MGN went on to seek indemnity costs, with Mann J finding it justified on Mr Jordon’s failure to engage properly in settlement negotiations.

He cited a previous, unreported, ruling he gave in the phone hacking litigation in March 2017, where he said: “It may be that inviting one’s opponent to make a series of offers without ever making on oneself after an initial stab… is a clever tactical manoeuvre to extract ever higher offers, but there comes a point at which it does not facilitate settlement.”

He also quoted the comments of the Chancellor of the High Court, Sir Geoffrey Vos, earlier this year in OMV, in which he warned that parties were obliged to make reasonable efforts to settle, and to respond properly to part 36 offers made by the other side, or face penalties.
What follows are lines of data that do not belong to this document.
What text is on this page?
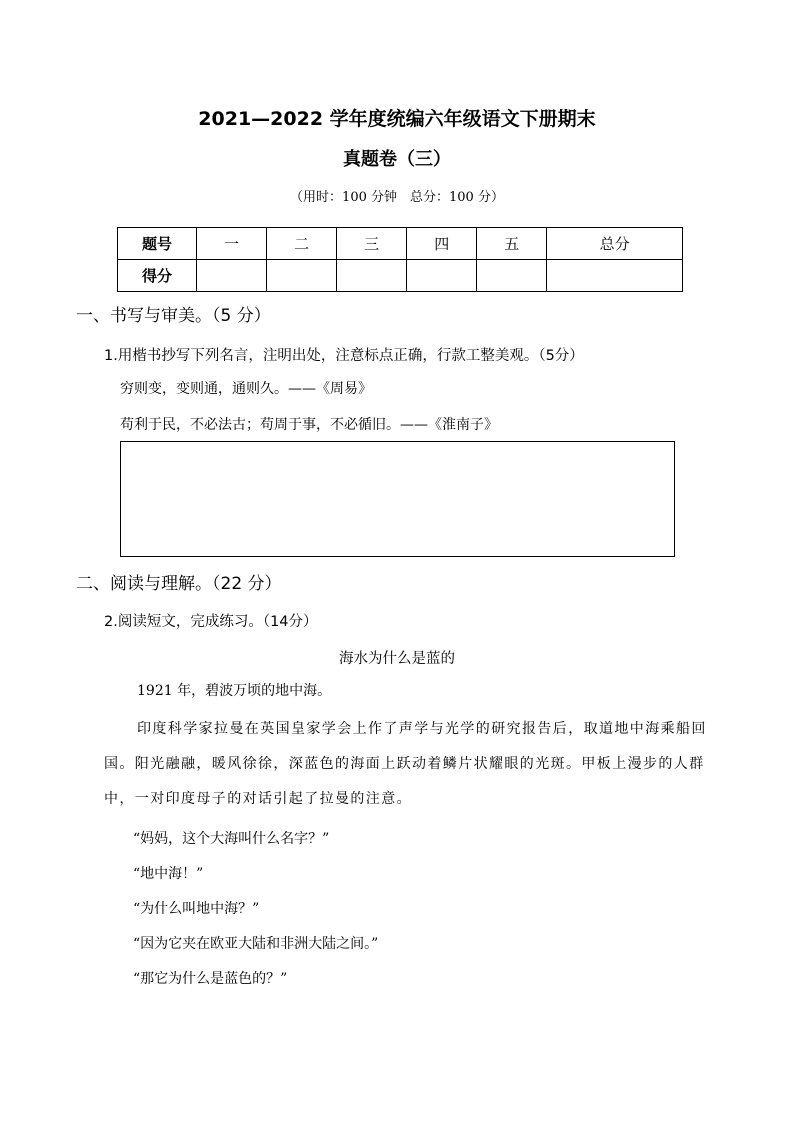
2021—2022 学年度统编六年级语文下册期末
真题卷（三）
（用时：100 分钟　总分：100 分）
题号	一	二	三	四	五	总分
得分						
一、书写与审美。（5 分）
1.用楷书抄写下列名言，注明出处，注意标点正确，行款工整美观。（5分）
穷则变，变则通，通则久。——《周易》
苟利于民，不必法古；苟周于事，不必循旧。——《淮南子》
二、阅读与理解。（22 分）
2.阅读短文，完成练习。（14分）
海水为什么是蓝的
1921 年，碧波万顷的地中海。
印度科学家拉曼在英国皇家学会上作了声学与光学的研究报告后，取道地中海乘船回国。阳光融融，暖风徐徐，深蓝色的海面上跃动着鳞片状耀眼的光斑。甲板上漫步的人群中，一对印度母子的对话引起了拉曼的注意。
“妈妈，这个大海叫什么名字？”
“地中海！”
“为什么叫地中海？”
“因为它夹在欧亚大陆和非洲大陆之间。”
“那它为什么是蓝色的？”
Mann J said: “In my view the claimant has fallen short in that process. I leave out of account the early part 36 offers. Not to respond to those at an early stage of the litigation is not so culpable.

“But the failure to start to engage when the 2016 offers started coming in and increasing is culpable. One would have thought that a client who was willing to consider settlement would have started to engage more at that point.

“I find it hard to believe that a normal paying client, who was not litigating under a CFA and with the protection of ATE insurance, would have adopted the tactic of not responding and not engaging further.”

Nonetheless, the lack of engagement would probably not, of itself, have justified indemnity costs, the judge continued. “It is the addition of what happened towards the end of the process which does.”

In April 2017 the claimant made a £90,000 offer, to which the defendant responded that if that had been offered back in July 2009, the proceedings could have been brought to an end.

“On the evidence I have seen I think that that is likely… There was therefore, in my view, a culpable failure to engage in negotiations which would, if conducted more properly, have been likely to have led to a settlement. That is very significant matter.”

Also of significance was Mr Jordan’s late decision not to go to trial, having given every indication that he was ready for it.